Он сделал то, чего делать не следовало ни при каких обстоятельствах: выпалил три раза подряд, будто на соревнованиях по скоростной стрельбе, где важно время, за которое ты поразишь мишени. На соревнованиях мишени гораздо больше, и снег не лупит в лицо, и…

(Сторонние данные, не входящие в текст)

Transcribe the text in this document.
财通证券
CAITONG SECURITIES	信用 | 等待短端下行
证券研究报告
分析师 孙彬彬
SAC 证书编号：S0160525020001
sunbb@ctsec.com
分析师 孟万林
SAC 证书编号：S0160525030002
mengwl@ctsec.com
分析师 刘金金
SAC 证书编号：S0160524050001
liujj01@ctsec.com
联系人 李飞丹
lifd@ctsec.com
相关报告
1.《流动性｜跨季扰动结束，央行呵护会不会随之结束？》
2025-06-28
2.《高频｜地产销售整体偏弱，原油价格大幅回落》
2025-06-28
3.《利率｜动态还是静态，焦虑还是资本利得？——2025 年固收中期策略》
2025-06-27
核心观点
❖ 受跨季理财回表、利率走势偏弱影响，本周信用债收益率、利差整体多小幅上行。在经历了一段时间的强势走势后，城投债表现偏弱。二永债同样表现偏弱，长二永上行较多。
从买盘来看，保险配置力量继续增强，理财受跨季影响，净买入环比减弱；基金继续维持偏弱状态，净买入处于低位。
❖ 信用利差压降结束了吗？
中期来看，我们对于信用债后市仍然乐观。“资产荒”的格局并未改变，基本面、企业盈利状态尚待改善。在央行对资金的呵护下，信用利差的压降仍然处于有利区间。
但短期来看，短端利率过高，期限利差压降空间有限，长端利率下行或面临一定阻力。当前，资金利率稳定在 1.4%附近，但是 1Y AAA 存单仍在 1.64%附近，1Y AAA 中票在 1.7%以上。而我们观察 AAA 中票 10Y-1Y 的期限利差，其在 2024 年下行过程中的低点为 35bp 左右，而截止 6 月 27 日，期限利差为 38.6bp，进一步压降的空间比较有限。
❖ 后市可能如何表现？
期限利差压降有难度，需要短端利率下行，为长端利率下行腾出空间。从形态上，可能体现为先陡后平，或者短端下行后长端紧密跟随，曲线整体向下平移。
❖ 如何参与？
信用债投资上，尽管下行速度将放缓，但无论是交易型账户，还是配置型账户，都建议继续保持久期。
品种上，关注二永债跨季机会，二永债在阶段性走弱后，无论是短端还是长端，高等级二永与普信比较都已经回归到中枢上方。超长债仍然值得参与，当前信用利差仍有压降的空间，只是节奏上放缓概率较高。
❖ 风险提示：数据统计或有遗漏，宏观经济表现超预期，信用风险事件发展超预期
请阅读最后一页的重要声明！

Ветка качнулась обратно уже без монеты.
В буране возникла трещина, и в нее ворвался золотисто-желтый луч солнца. Шустрым кроликом он метнулся по сугробам, вскрикнув: «Ах, как я спешу!..» – и ускакал прочь, сгинув в чаще.
Третья – есть.
Стреляй по жизни, равная судьба.
О, даже приблизительно не целься.
Вся жизнь моя – неловкая стрельба [4]
По образам политики и секса.
Все кажется, что снова возвратим
Бесплодность этих выстрелов бесплатных,
Как некий приз тебе, Москва, о, тир —
Все мельницы, танцоры, дипломаты.
И. Бродский
Черный, как ночь, «Mitsubishi Pajero» выскочил на Динамовскую прямо от бутика «Princess», наплевав на запретительный «кирпич», и тормознул у тротуара. Хлопнула дверца. Прохожие, косясь на двух конкретных до озноба пассажиров, выбравшихся из машины под стылое небо марта, сразу вспомнили про неотложные дела. Дела ждали прохожих в разных местах, но главное: подальше отсюда. Не повезло лишь высокому парню в плаще: пассажиры джипа, сразу наметив цель, взяли его «в клещи».